いくつかのテーブルと椅子が置いてあり、1クラスも入らないだろう、小さな部屋になっている。

当たり前だが誰もいない。



棚には、この国の

『王室の成り立ちと今』『周辺諸国の歴史』

『魔法学園トリバス』『魔法体系』

『実戦と戦術』『精霊と魔の考察』

など、内容は、授業からさらに踏み込んだ専門書も多くそろえられていた。



と、そのテーブルに、1冊の本が開かれて置いてあった。

「これは?」

「誰か、片付けるのを忘れたのかな?」


ユーグが、分厚い、赤紫色の古い本を手に取る。


「精霊について書かれた本だな」

「精霊…」


なんとなく覗き込んでみると、あらゆる精霊の種類を紹介されているページだった。

炎、水、木、土、風、そして月、太陽、次に続く文字は、インクをこぼされたかのように滲んでいて読めない。


あ、これ…。読んだことある。



私は1年生で、精霊のことも基礎の基礎を、学んでいる最中だが、ある程度の知識は学園に入る前から、王族の婚約者ということもあって、すでに学んでいる事も多い。
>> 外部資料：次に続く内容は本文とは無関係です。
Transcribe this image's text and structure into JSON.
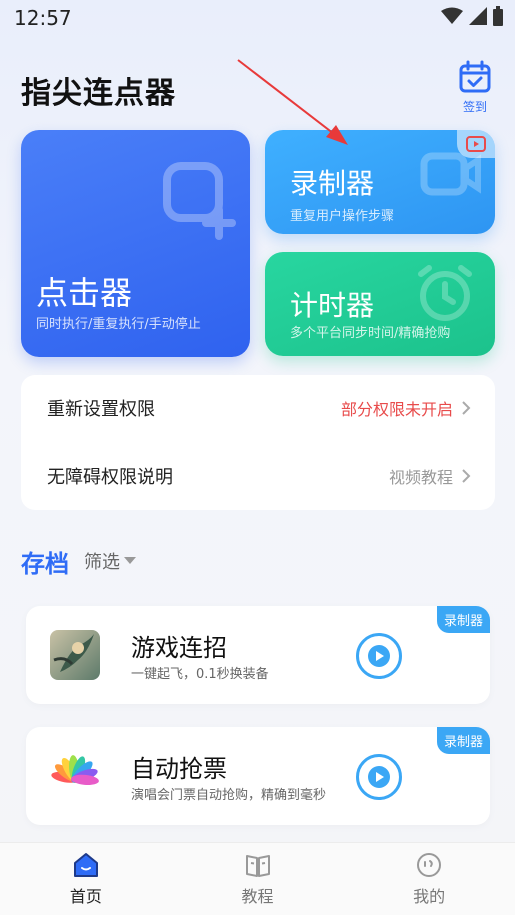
{
  "status_bar": {
    "time": "12:57"
  },
  "header": {
    "title": "指尖连点器",
    "checkin_label": "签到"
  },
  "cards": {
    "clicker": {
      "title": "点击器",
      "subtitle": "同时执行/重复执行/手动停止"
    },
    "recorder": {
      "title": "录制器",
      "subtitle": "重复用户操作步骤"
    },
    "timer": {
      "title": "计时器",
      "subtitle": "多个平台同步时间/精确抢购"
    }
  },
  "permissions": [
    {
      "label": "重新设置权限",
      "value": "部分权限未开启",
      "value_color": "#e84b4b"
    },
    {
      "label": "无障碍权限说明",
      "value": "视频教程",
      "value_color": "#999999"
    }
  ],
  "archive": {
    "title": "存档",
    "filter_label": "筛选"
  },
  "items": [
    {
      "title": "游戏连招",
      "desc": "一键起飞，0.1秒换装备",
      "tag": "录制器"
    },
    {
      "title": "自动抢票",
      "desc": "演唱会门票自动抢购，精确到毫秒",
      "tag": "录制器"
    }
  ],
  "nav": [
    {
      "label": "首页",
      "icon": "home-icon",
      "active": true
    },
    {
      "label": "教程",
      "icon": "book-icon",
      "active": false
    },
    {
      "label": "我的",
      "icon": "profile-icon",
      "active": false
    }
  ],
  "colors": {
    "accent": "#2f6cf6",
    "recorder_tag": "#3ba7f5",
    "alert": "#e84b4b"
  }
}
だけど、この学園の書庫は、この学園自体が古くから存在したのもあって、今は失われた技術が記載されていたり、貴重な本が多い。


こうして汚れがあって読めない本も、そのため破棄されること無く存在し続けているのだろう。


古い本は、新しい発見や考え方、魔法について学べる、好奇心をそそる素晴らしいものだ。
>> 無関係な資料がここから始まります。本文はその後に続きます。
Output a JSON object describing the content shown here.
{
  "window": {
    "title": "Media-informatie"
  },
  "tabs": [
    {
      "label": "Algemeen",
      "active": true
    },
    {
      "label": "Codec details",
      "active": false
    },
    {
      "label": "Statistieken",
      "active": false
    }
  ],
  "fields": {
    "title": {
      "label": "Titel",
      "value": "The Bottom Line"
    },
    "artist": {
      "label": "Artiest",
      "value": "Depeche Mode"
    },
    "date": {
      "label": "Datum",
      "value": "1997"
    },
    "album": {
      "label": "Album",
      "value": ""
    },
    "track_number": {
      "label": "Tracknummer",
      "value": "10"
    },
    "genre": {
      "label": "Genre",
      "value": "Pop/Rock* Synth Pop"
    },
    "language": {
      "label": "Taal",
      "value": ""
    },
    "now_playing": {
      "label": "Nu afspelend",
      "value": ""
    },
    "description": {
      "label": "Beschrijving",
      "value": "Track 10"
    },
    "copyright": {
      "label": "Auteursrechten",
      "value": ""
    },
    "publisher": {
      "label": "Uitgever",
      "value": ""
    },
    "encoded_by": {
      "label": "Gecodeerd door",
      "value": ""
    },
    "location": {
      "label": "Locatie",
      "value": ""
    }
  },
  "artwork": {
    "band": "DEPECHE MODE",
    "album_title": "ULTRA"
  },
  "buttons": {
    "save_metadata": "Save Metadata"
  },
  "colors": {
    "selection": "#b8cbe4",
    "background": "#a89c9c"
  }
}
本を閉じたユーグは、棚に本を戻しながら、こちらに目を向けた。

「そもそも、図書館に来たのは、何か手がかりがあるんじゃないかと思ったんだが」


「私もそう思って来ました」



殿下の発した言葉に、私も頷く。

彼から視線をずらし、実習室を見渡した。

私、ここで良く勉強していた。


「主に魔力や魔法?について調べていたように思います」


「…そうか、やっぱり」

ユーグは困ったように眉を動かした。


続きの言葉があるのかと思って待ったが、なかなか言葉を発せずにいるようだ。



「多分、私のために、色々と調べてくれていたのかもしれない」

「え??」


きょとんとした私に、ユーグは言った。

「……昔、アリセアが小さい頃に1度だけ、私に言ってくれたんだ、貴方を守るって」


「それって」

さっきの言葉?

ユーグに、それを問う間もなく、外から悲鳴が聞こえてきた。


え?!何?!



「アリセアはここにいて!」

「いえっ!私も行きます」



ユーグが見てくると言って飛び出し、私も後に続いた。

実習室に1人残されるのも怖いけど、なにより。

少しでも何か手がかりを知りたい。

今の悲鳴も、もしかしたら手がかりに繋がる事かもしれないのに、一人蚊帳の外は違うと思う。


そして、ユーグに何かないとも言いきれないうちは、私も一緒に行動して、彼をサポート…したい。



純粋に彼を案じる気持ちに、気がついてしまった。